[Beowulf] $2500 cluster. What it's good for?

Andrew M.A. Cater amacater at galactic.demon.co.uk
Sun Dec 19 16:31:32 PST 2004

On Sun, Dec 19, 2004 at 12:02:32PM -0800, Jim Lux wrote:
> >
> > There are also some other immediate things like running Mosix or Condor
> > on the cluster. A small group that has a need for a computation server
> > could find this useful for single process computational jobs.
> This brings up an interesting optimization question. Just like in many
> things (I'm thinking RF amplifiers in specific) it's generally cheaper/more
> cost effective to buy one big thing IF it's fast enough to meet the
> requirements. Once you get past what ONE widget can do, then, you're forced
> to some form of parallelism or combining smaller widgets, and to a certain
> extent it matters not how many you need to combine (to an order of
> magnitude).   The trade comes from the inevitable increase in system
> management/support/infrastructure to support N things compared to supporting
> just one. (This leaves aside high availability/high reliability kinds of
> things).
Someone else who's thought of hybrid combiners and "stuff" to produce
more RF - and potentially discovered all the fun of imbalances :)

> by the time I had it all spec'd out and figured out and costed, it turned
> out that I'd been passed by AMD/Intel, and it was better just to go buy a
> (single) faster processor.  There are some interesting power/MIPS trades
> that are non-obvious in this regime, as well as anomalous application
> environments where the development cycle is much slower (not too many "Rad
> Hard" Xeons out there).
If you have a long running problem - DON'T start it now. If it needs to
run for two years - buy next year's equipment (which is twice as fast as
today's) and run it for just one year. One year wait then one years intensive
compute - and you're still ahead. Next year's computer is
_automatically_ faster and potentially much better value for your $$ :)

> There are also inherently parallel kinds of tasks where you want to use
> commodity hardware to get multiples of some resource, rather than some
> special purpose thing (say, recording multi-track audio or the
> aforementioned video wall). Another thing is some sort of single input
> stream, multiple parallel processes for multiple outputs. High performance
> speech recognition might be an example.
High quality codecs on individual parts of a signal? Travelling salesman
type problems?
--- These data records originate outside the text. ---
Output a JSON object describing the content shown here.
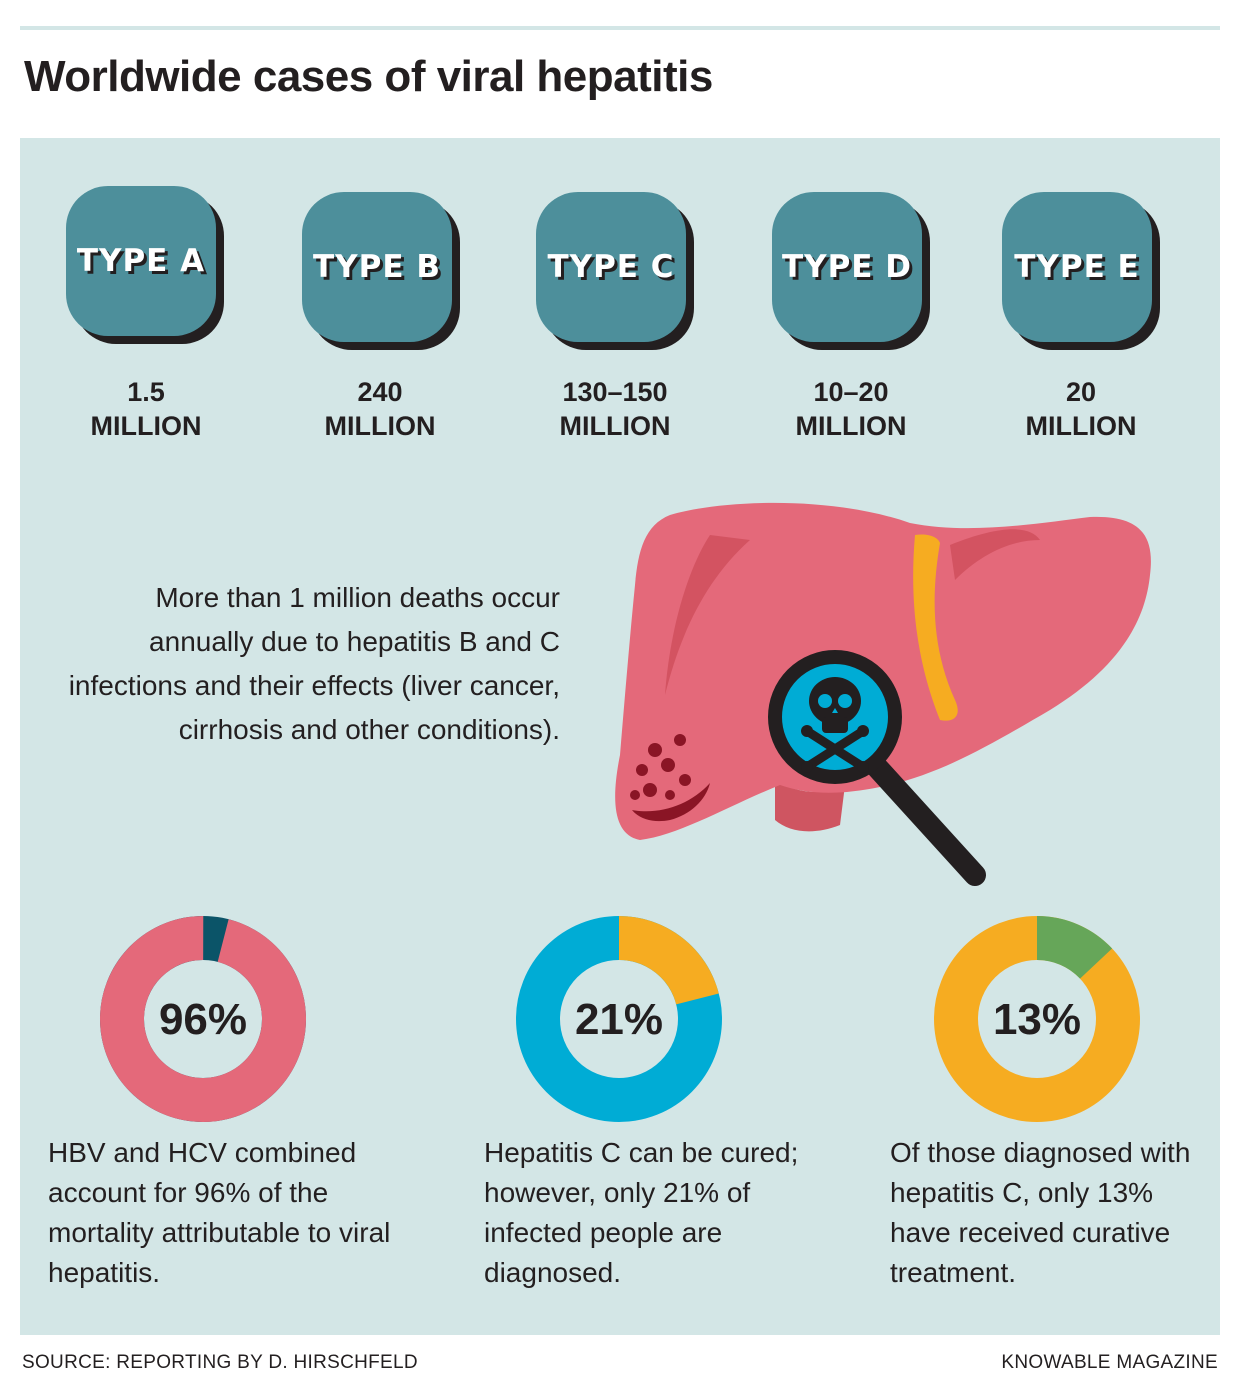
{
  "title": "Worldwide cases of viral hepatitis",
  "types": [
    {
      "label": "TYPE A",
      "count_line1": "1.5",
      "count_line2": "MILLION"
    },
    {
      "label": "TYPE B",
      "count_line1": "240",
      "count_line2": "MILLION"
    },
    {
      "label": "TYPE C",
      "count_line1": "130–150",
      "count_line2": "MILLION"
    },
    {
      "label": "TYPE D",
      "count_line1": "10–20",
      "count_line2": "MILLION"
    },
    {
      "label": "TYPE E",
      "count_line1": "20",
      "count_line2": "MILLION"
    }
  ],
  "deaths_text": "More than 1 million deaths occur annually due to hepatitis B and C infections and their effects (liver cancer, cirrhosis and other conditions).",
  "stats": [
    {
      "value": 96,
      "label": "96%",
      "main_color": "#e4697a",
      "remainder_color": "#0b5468",
      "description": "HBV and HCV combined account for 96% of the mortality attributable to viral hepatitis."
    },
    {
      "value": 21,
      "label": "21%",
      "main_color": "#f6ac21",
      "remainder_color": "#00acd5",
      "description": "Hepatitis C can be cured; however, only 21% of infected people are diagnosed."
    },
    {
      "value": 13,
      "label": "13%",
      "main_color": "#66a659",
      "remainder_color": "#f6ac21",
      "description": "Of those diagnosed with hepatitis C, only 13% have received curative treatment."
    }
  ],
  "footer": {
    "source": "SOURCE: REPORTING BY D. HIRSCHFELD",
    "credit": "KNOWABLE MAGAZINE"
  },
  "colors": {
    "background_panel": "#d3e6e6",
    "badge": "#4d8f9b",
    "liver": "#e4697a",
    "gallbladder": "#f6ac21",
    "magnifier_lens": "#00acd5"
  },
  "icons": [
    "liver-illustration",
    "magnifying-glass-icon",
    "skull-crossbones-icon"
  ]
}
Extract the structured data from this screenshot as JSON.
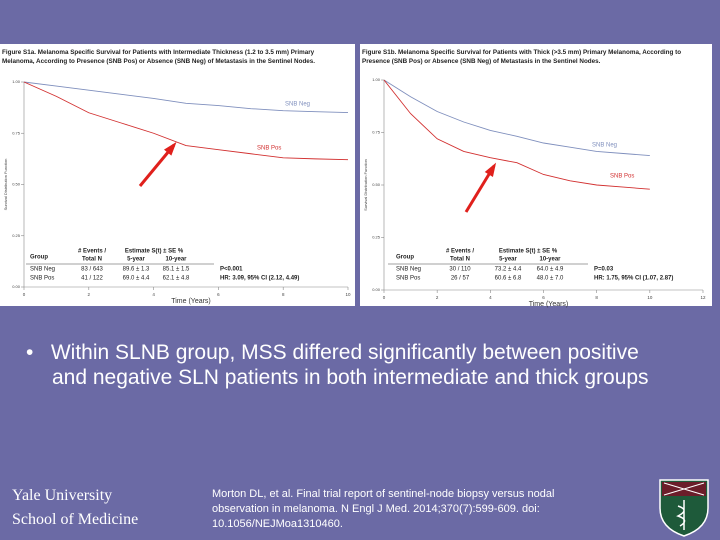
{
  "chart_data": [
    {
      "type": "line",
      "title": "Figure S1a. Melanoma Specific Survival for Patients with Intermediate Thickness (1.2 to 3.5 mm) Primary Melanoma, According to Presence (SNB Pos) or Absence (SNB Neg) of Metastasis in the Sentinel Nodes.",
      "xlabel": "Time (Years)",
      "ylabel": "Survival Distribution Function",
      "x": [
        0,
        1,
        2,
        3,
        4,
        5,
        6,
        7,
        8,
        9,
        10
      ],
      "series": [
        {
          "name": "SNB Neg",
          "color": "#7f8fbd",
          "values": [
            1.0,
            0.98,
            0.96,
            0.94,
            0.92,
            0.896,
            0.885,
            0.87,
            0.86,
            0.855,
            0.851
          ]
        },
        {
          "name": "SNB Pos",
          "color": "#d23030",
          "values": [
            1.0,
            0.93,
            0.85,
            0.8,
            0.75,
            0.69,
            0.67,
            0.65,
            0.63,
            0.625,
            0.621
          ]
        }
      ],
      "xlim": [
        0,
        10
      ],
      "ylim": [
        0,
        1
      ],
      "xticks": [
        0,
        2,
        4,
        6,
        8,
        10
      ],
      "yticks": [
        {
          "value": 0,
          "label": "0.00"
        },
        {
          "value": 0.25,
          "label": "0.25"
        },
        {
          "value": 0.5,
          "label": "0.50"
        },
        {
          "value": 0.75,
          "label": "0.75"
        },
        {
          "value": 1,
          "label": "1.00"
        }
      ],
      "table": {
        "header": [
          "Group",
          "# Events /",
          "Total N",
          "Estimate S(t) ± SE %",
          "5-year",
          "10-year"
        ],
        "rows": [
          [
            "SNB Neg",
            "83 / 643",
            "89.6 ± 1.3",
            "85.1 ± 1.5"
          ],
          [
            "SNB Pos",
            "41 / 122",
            "69.0 ± 4.4",
            "62.1 ± 4.8"
          ]
        ],
        "stats": [
          "P<0.001",
          "HR: 3.09, 95% CI (2.12, 4.49)"
        ]
      }
    },
    {
      "type": "line",
      "title": "Figure S1b. Melanoma Specific Survival for Patients with Thick (>3.5 mm) Primary Melanoma, According to Presence (SNB Pos) or Absence (SNB Neg) of Metastasis in the Sentinel Nodes.",
      "xlabel": "Time (Years)",
      "ylabel": "Survival Distribution Function",
      "x": [
        0,
        1,
        2,
        3,
        4,
        5,
        6,
        7,
        8,
        9,
        10
      ],
      "series": [
        {
          "name": "SNB Neg",
          "color": "#7f8fbd",
          "values": [
            1.0,
            0.92,
            0.85,
            0.8,
            0.76,
            0.732,
            0.7,
            0.68,
            0.66,
            0.65,
            0.64
          ]
        },
        {
          "name": "SNB Pos",
          "color": "#d23030",
          "values": [
            1.0,
            0.84,
            0.72,
            0.66,
            0.63,
            0.606,
            0.55,
            0.52,
            0.5,
            0.49,
            0.48
          ]
        }
      ],
      "xlim": [
        0,
        12
      ],
      "ylim": [
        0,
        1
      ],
      "xticks": [
        0,
        2,
        4,
        6,
        8,
        10,
        12
      ],
      "yticks": [
        {
          "value": 0,
          "label": "0.00"
        },
        {
          "value": 0.25,
          "label": "0.25"
        },
        {
          "value": 0.5,
          "label": "0.50"
        },
        {
          "value": 0.75,
          "label": "0.75"
        },
        {
          "value": 1,
          "label": "1.00"
        }
      ],
      "table": {
        "header": [
          "Group",
          "# Events /",
          "Total N",
          "Estimate S(t) ± SE %",
          "5-year",
          "10-year"
        ],
        "rows": [
          [
            "SNB Neg",
            "30 / 110",
            "73.2 ± 4.4",
            "64.0 ± 4.9"
          ],
          [
            "SNB Pos",
            "26 / 57",
            "60.6 ± 6.8",
            "48.0 ± 7.0"
          ]
        ],
        "stats": [
          "P=0.03",
          "HR: 1.75, 95% CI (1.07, 2.87)"
        ]
      }
    }
  ],
  "bullet": "Within SLNB group, MSS differed significantly between positive and negative SLN patients in both intermediate and thick groups",
  "institution": [
    "Yale University",
    "School of Medicine"
  ],
  "citation": "Morton DL, et al. Final trial report of sentinel-node biopsy versus nodal observation in melanoma. N Engl J Med. 2014;370(7):599-609. doi: 10.1056/NEJMoa1310460."
}
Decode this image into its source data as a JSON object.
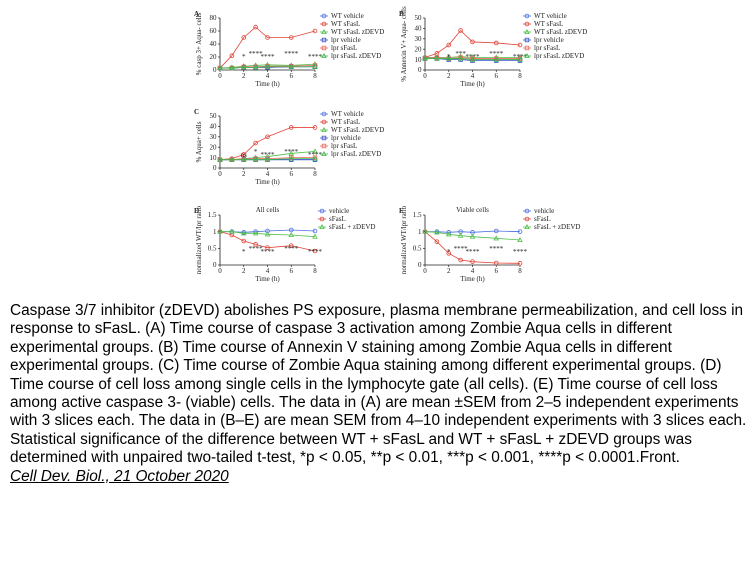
{
  "colors": {
    "wt_vehicle": "#4a6fe3",
    "wt_sfasl": "#e0463a",
    "wt_zdevd": "#4fbf4a",
    "lpr_vehicle": "#3a53c8",
    "lpr_sfasl": "#e86a5a",
    "lpr_zdevd": "#3fb84a"
  },
  "caption": {
    "text": "Caspase 3/7 inhibitor (zDEVD) abolishes PS exposure, plasma membrane permeabilization, and cell loss in response to sFasL. (A) Time course of caspase 3 activation among Zombie Aqua   cells in different experimental groups. (B) Time course of Annexin V staining among Zombie Aqua   cells in different experimental groups. (C) Time course of Zombie Aqua staining among different experimental groups. (D) Time course of cell loss among single cells in the lymphocyte gate (all cells). (E) Time course of cell loss among active caspase 3- (viable) cells. The data in (A) are mean ±SEM from 2–5 independent experiments with 3 slices each. The data in (B–E) are mean  SEM from 4–10 independent experiments with 3 slices each. Statistical significance of the difference between WT + sFasL and WT + sFasL + zDEVD groups was determined with unpaired two-tailed t-test, *p < 0.05, **p < 0.01, ***p < 0.001, ****p < 0.0001.Front.",
    "journal": "Cell Dev. Biol., 21 October 2020"
  },
  "chart_data": [
    {
      "id": "A",
      "type": "line",
      "panel_label": "A",
      "ylabel": "% casp 3+ Aqua- cells",
      "xlabel": "Time (h)",
      "x": [
        0,
        1,
        2,
        3,
        4,
        6,
        8
      ],
      "xlim": [
        0,
        8
      ],
      "ylim": [
        0,
        80
      ],
      "yticks": [
        0,
        20,
        40,
        60,
        80
      ],
      "xticks": [
        0,
        2,
        4,
        6,
        8
      ],
      "series": [
        {
          "name": "WT vehicle",
          "color": "#4a6fe3",
          "marker": "circle",
          "values": [
            3,
            3,
            4,
            4,
            4,
            5,
            5
          ]
        },
        {
          "name": "WT sFasL",
          "color": "#e0463a",
          "marker": "circle",
          "values": [
            3,
            22,
            50,
            66,
            50,
            50,
            60
          ]
        },
        {
          "name": "WT sFasL zDEVD",
          "color": "#4fbf4a",
          "marker": "triangle",
          "values": [
            3,
            4,
            6,
            7,
            8,
            7,
            9
          ]
        },
        {
          "name": "lpr vehicle",
          "color": "#3a53c8",
          "marker": "square",
          "values": [
            3,
            3,
            4,
            4,
            4,
            5,
            5
          ]
        },
        {
          "name": "lpr sFasL",
          "color": "#e86a5a",
          "marker": "square",
          "values": [
            3,
            3,
            5,
            5,
            6,
            6,
            7
          ]
        },
        {
          "name": "lpr sFasL zDEVD",
          "color": "#3fb84a",
          "marker": "triangle",
          "values": [
            3,
            3,
            4,
            4,
            5,
            5,
            5
          ]
        }
      ],
      "annotations": [
        "*",
        "****",
        "****",
        "****",
        "****"
      ]
    },
    {
      "id": "B",
      "type": "line",
      "panel_label": "B",
      "ylabel": "% Annexin V+ Aqua- cells",
      "xlabel": "Time (h)",
      "x": [
        0,
        1,
        2,
        3,
        4,
        6,
        8
      ],
      "xlim": [
        0,
        8
      ],
      "ylim": [
        0,
        50
      ],
      "yticks": [
        0,
        10,
        20,
        30,
        40,
        50
      ],
      "xticks": [
        0,
        2,
        4,
        6,
        8
      ],
      "series": [
        {
          "name": "WT vehicle",
          "color": "#4a6fe3",
          "marker": "circle",
          "values": [
            12,
            12,
            11,
            11,
            10,
            10,
            10
          ]
        },
        {
          "name": "WT sFasL",
          "color": "#e0463a",
          "marker": "circle",
          "values": [
            12,
            16,
            24,
            38,
            27,
            26,
            24
          ]
        },
        {
          "name": "WT sFasL zDEVD",
          "color": "#4fbf4a",
          "marker": "triangle",
          "values": [
            12,
            12,
            12,
            13,
            12,
            12,
            12
          ]
        },
        {
          "name": "lpr vehicle",
          "color": "#3a53c8",
          "marker": "square",
          "values": [
            11,
            11,
            10,
            10,
            9,
            9,
            9
          ]
        },
        {
          "name": "lpr sFasL",
          "color": "#e86a5a",
          "marker": "square",
          "values": [
            11,
            12,
            11,
            12,
            11,
            11,
            11
          ]
        },
        {
          "name": "lpr sFasL zDEVD",
          "color": "#3fb84a",
          "marker": "triangle",
          "values": [
            11,
            11,
            11,
            11,
            10,
            10,
            10
          ]
        }
      ],
      "annotations": [
        "*",
        "***",
        "****",
        "****",
        "****"
      ]
    },
    {
      "id": "C",
      "type": "line",
      "panel_label": "C",
      "ylabel": "% Aqua+ cells",
      "xlabel": "Time (h)",
      "x": [
        0,
        1,
        2,
        3,
        4,
        6,
        8
      ],
      "xlim": [
        0,
        8
      ],
      "ylim": [
        0,
        50
      ],
      "yticks": [
        0,
        10,
        20,
        30,
        40,
        50
      ],
      "xticks": [
        0,
        2,
        4,
        6,
        8
      ],
      "series": [
        {
          "name": "WT vehicle",
          "color": "#4a6fe3",
          "marker": "circle",
          "values": [
            8,
            8,
            8,
            8,
            8,
            8,
            8
          ]
        },
        {
          "name": "WT sFasL",
          "color": "#e0463a",
          "marker": "circle",
          "values": [
            8,
            9,
            13,
            24,
            30,
            39,
            39
          ]
        },
        {
          "name": "WT sFasL zDEVD",
          "color": "#4fbf4a",
          "marker": "triangle",
          "values": [
            8,
            8,
            9,
            10,
            11,
            14,
            16
          ]
        },
        {
          "name": "lpr vehicle",
          "color": "#3a53c8",
          "marker": "square",
          "values": [
            8,
            8,
            8,
            8,
            8,
            8,
            8
          ]
        },
        {
          "name": "lpr sFasL",
          "color": "#e86a5a",
          "marker": "square",
          "values": [
            8,
            8,
            9,
            9,
            9,
            10,
            10
          ]
        },
        {
          "name": "lpr sFasL zDEVD",
          "color": "#3fb84a",
          "marker": "triangle",
          "values": [
            8,
            8,
            8,
            8,
            8,
            9,
            9
          ]
        }
      ],
      "annotations": [
        "ns",
        "*",
        "****",
        "****",
        "****"
      ]
    },
    {
      "id": "D",
      "type": "line",
      "panel_label": "D",
      "title": "All cells",
      "ylabel": "normalized WT/lpr ratio",
      "xlabel": "Time (h)",
      "x": [
        0,
        1,
        2,
        3,
        4,
        6,
        8
      ],
      "xlim": [
        0,
        8
      ],
      "ylim": [
        0,
        1.5
      ],
      "yticks": [
        0,
        0.5,
        1.0,
        1.5
      ],
      "xticks": [
        0,
        2,
        4,
        6,
        8
      ],
      "series": [
        {
          "name": "vehicle",
          "color": "#4a6fe3",
          "marker": "circle",
          "values": [
            1.0,
            1.0,
            0.98,
            1.0,
            1.02,
            1.05,
            1.02
          ]
        },
        {
          "name": "sFasL",
          "color": "#e0463a",
          "marker": "circle",
          "values": [
            1.0,
            0.9,
            0.72,
            0.62,
            0.52,
            0.58,
            0.42
          ]
        },
        {
          "name": "sFasL + zDEVD",
          "color": "#4fbf4a",
          "marker": "triangle",
          "values": [
            1.0,
            1.0,
            0.95,
            0.95,
            0.92,
            0.9,
            0.85
          ]
        }
      ],
      "annotations": [
        "*",
        "****",
        "****",
        "****",
        "****"
      ]
    },
    {
      "id": "E",
      "type": "line",
      "panel_label": "E",
      "title": "Viable cells",
      "ylabel": "normalized WT/lpr ratio",
      "xlabel": "Time (h)",
      "x": [
        0,
        1,
        2,
        3,
        4,
        6,
        8
      ],
      "xlim": [
        0,
        8
      ],
      "ylim": [
        0,
        1.5
      ],
      "yticks": [
        0,
        0.5,
        1.0,
        1.5
      ],
      "xticks": [
        0,
        2,
        4,
        6,
        8
      ],
      "series": [
        {
          "name": "vehicle",
          "color": "#4a6fe3",
          "marker": "circle",
          "values": [
            1.0,
            1.0,
            0.98,
            1.0,
            0.98,
            1.02,
            1.0
          ]
        },
        {
          "name": "sFasL",
          "color": "#e0463a",
          "marker": "circle",
          "values": [
            1.0,
            0.7,
            0.35,
            0.15,
            0.1,
            0.06,
            0.05
          ]
        },
        {
          "name": "sFasL + zDEVD",
          "color": "#4fbf4a",
          "marker": "triangle",
          "values": [
            1.0,
            0.98,
            0.92,
            0.88,
            0.85,
            0.8,
            0.75
          ]
        }
      ],
      "annotations": [
        "*",
        "****",
        "****",
        "****",
        "****"
      ]
    }
  ]
}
Finite element modelling or NEC type antenna modelling?
De-noising pictures / signals? [Or, conversely, recovering coherent 
signals from close to the noise floor] Real time RF propagation 
correlation with all observed magnetic/auroral/weather/other propagation
factors and propagation prediction.

> What about some sort of search process with applicability to casual users
> (route finding for robotics or such...)
Correlating spammers with IP ranges: correlating spam patterns with
originators [working out ICBM missile co-ordinates for their hosting
networks and zombies :) ]
> >
> > I also have an interest in seeing a cluster version of Octave or SciLab
> > set to work like a server. (as I recall rgb had some reasons not to use
> > these high level tools, but we can save this discussion for later)
> >
> > Finally, once we all have our local clusters and software running to our
> > hearts content, maybe we can think about a grid to provide spare compute
> > cycles to educational and public projects around the world.